The Path to Arahantship: A Compilation of Venerable Ācariya Mahā Boowa’s Dhamma Talks About His Path of Practice
Translated by from the Thai by Bhikkhu Dick Sīlaratano
Looking at the state of the world, I felt discouraged. I saw people who lived in total darkness as being hopeless. Being so blind that they’re worthless, the Buddha called such people padaparama. Gazing further up the scale, I saw the types of people known as neyya and vipacitaññu. Persons in the neyya category are capable of being trained in the way of Dhamma. Sometimes they make progress, sometimes they lose ground. Neyya individuals are fully capable of understanding the Teaching and putting it into practice. Should they be careless, however, they’ll lose ground. But if they are earnest in their practice, they can progress rapidly. Depending on the degree of commitment, neyya can go either way.
Vipacitaññu individuals always progress toward the goal; they never lose ground. Still, their progress is slower than that of ugghatitaññu, individuals whose intuitive wisdom is so sharp that they’re always fully prepared to make a decisive breakthrough. Were they cattle, they would be waiting at the corral gate. As soon as the gate opened, they’d come rushing out. Ugghatitaññu are capable of the kind of quick understanding that allows them to pass beyond in one moment of insight.
All living beings must fall into one of these four categories. As I investigated the nature of the world, it separated naturally, of its own accord, into these four types of individuals. I could see that superior individuals existed in that multitude of humanity which I had felt so discouraged about teaching. Ugghatitaññu: they were fully prepared to cross beyond in an instant. In descending order: there were vipacitaññu, those progressing quickly toward the goal; then, the neyya, whose desire to lie down and take it easy competes with their desire to be diligent. Do you see what I mean?

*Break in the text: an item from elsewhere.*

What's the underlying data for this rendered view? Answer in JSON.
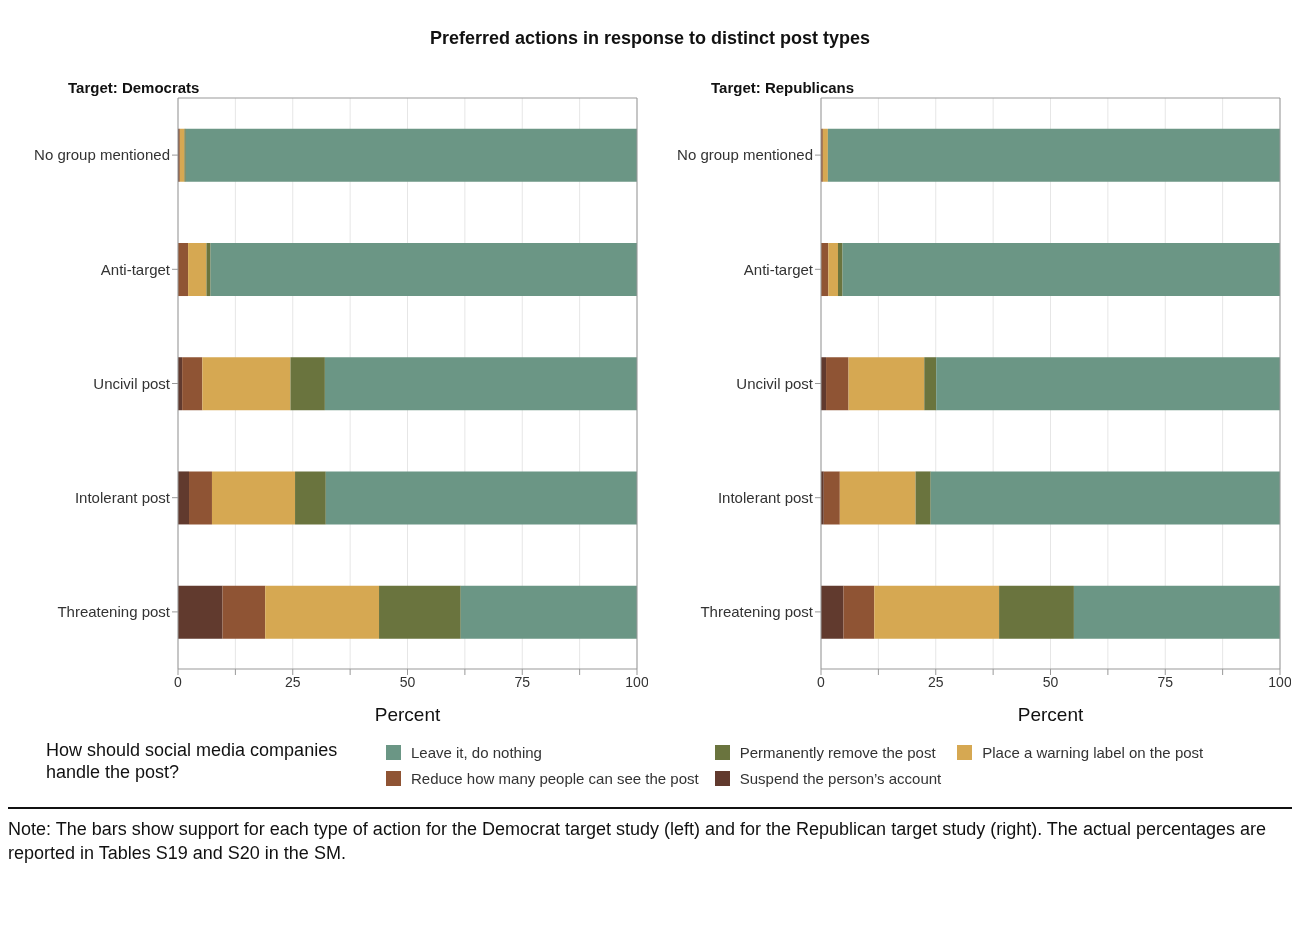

Those two opposing forces are vying for supremacy within their hearts. And finally padaparama: those who are human in physical appearance only. They have gained nothing at all to enhance their future prospects. Death for such people is death without distinction. There is only one possible direction they can go—down. And they fall further and further with each successive death. The way up is blocked, for they have gained absolutely nothing beneficial to take along with them. They can only go down. Remember this well! This teaching comes straight from my heart. Do you think I am bluffing and telling you deliberate falsehoods?
When compared with a heart that’s absolutely pure, the world is one big refuse bin, containing different grades of garbage. From the highest, ugghatitaññu, to the lowest and most common grade, padaparama, all possible types are gathered together in the same great receptacle. The entire world of conventional reality is one big contaminated mix of good things and bad things.
pada-parama: 'one for whom the words are the utmost attainment'. "Whoever, though having learned much, speaking much, knowing many things by heart, and discoursing much, has not penetrated the truth, such a man is called by that name".
neyya: 'requiring guidance', is said of a person "who through advice and questioning, through wise consideration, and through frequenting noble-minded friends, having intercourse with them, associating with them, gradually comes to penetrate the truth"
ugghaṭitaññu: 'one who already during a given explanation comes to penetrate the truth' (Pug.). This is one of four types of persons classified according to their ability of acquiring insight, mentioned in A. IV, 133. Cf. also vipacitaññu, neyya,pada-parama.
vipacitaññu / vipañcitaññu: 'one who realizes the truth after explanation.' Thus is called one who realizes the truth only after detailed explanation of that which already had been said to him in a concise form.